| Devotional Hours with the Bible |
Chapter 22 |
Page 4 |
In the thirteenth verse we come again upon intemperance, “Let us walk … not in reveling and drunkenness.” Whatever anyone may say about the Bible’s position on the question of wines, there is not a shadow of doubt where it stands concerning drunkenness. It puts it down among the most debasing of sins, the most degrading, the most ruinous of all vices. Can there be anything more unworthy of a man with an immortal nature than to get drunk: Of course, no one intends to get drunk when he begins to drink. But the story is familiar to need writing out — of the end of nine cases out of ten of moderate drinking. The only absolute safety is total abstinence.
The only true way to get rid of the wrong things in our life is to put on Christ.

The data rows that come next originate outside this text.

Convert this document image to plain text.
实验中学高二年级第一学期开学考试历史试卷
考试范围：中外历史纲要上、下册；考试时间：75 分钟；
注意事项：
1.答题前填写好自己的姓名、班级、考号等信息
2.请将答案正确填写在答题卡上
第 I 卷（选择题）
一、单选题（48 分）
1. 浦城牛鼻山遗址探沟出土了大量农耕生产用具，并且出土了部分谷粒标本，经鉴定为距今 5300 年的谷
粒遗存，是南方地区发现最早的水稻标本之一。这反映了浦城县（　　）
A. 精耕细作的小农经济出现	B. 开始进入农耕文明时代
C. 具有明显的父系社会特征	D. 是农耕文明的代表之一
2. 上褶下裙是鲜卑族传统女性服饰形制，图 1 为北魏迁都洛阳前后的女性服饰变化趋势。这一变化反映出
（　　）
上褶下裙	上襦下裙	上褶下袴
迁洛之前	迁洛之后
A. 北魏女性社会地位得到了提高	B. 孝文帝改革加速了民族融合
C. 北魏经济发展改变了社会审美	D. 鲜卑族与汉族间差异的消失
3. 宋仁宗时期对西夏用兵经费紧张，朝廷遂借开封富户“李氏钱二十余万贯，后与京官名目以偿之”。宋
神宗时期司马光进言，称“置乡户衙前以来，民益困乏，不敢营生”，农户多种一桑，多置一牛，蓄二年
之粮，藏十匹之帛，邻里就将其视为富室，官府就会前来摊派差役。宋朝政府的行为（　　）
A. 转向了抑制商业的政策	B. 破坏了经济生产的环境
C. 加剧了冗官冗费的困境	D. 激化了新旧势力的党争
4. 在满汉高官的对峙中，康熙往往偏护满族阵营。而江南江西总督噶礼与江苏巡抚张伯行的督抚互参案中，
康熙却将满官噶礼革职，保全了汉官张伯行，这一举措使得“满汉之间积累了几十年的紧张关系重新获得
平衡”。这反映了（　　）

Being good merely by not being bad is not enough. There is a striking parable of an expelled evil spirit. He went out of the man under some pressure, and wandered, desolate and restless, through deserts until, finding it torture not to be injuring some one, he wandered back to his old place and found the man in whom he had dwelt. He found his old house swept and garnished, but empty yet, and gathering up some other demons worse than himself, he reentered the unoccupied house, and the last state of that man was worse than the first. It is not enough to put out the demon; we must also admit the Christ into our heart’s house. Emptiness is always a condition of peril.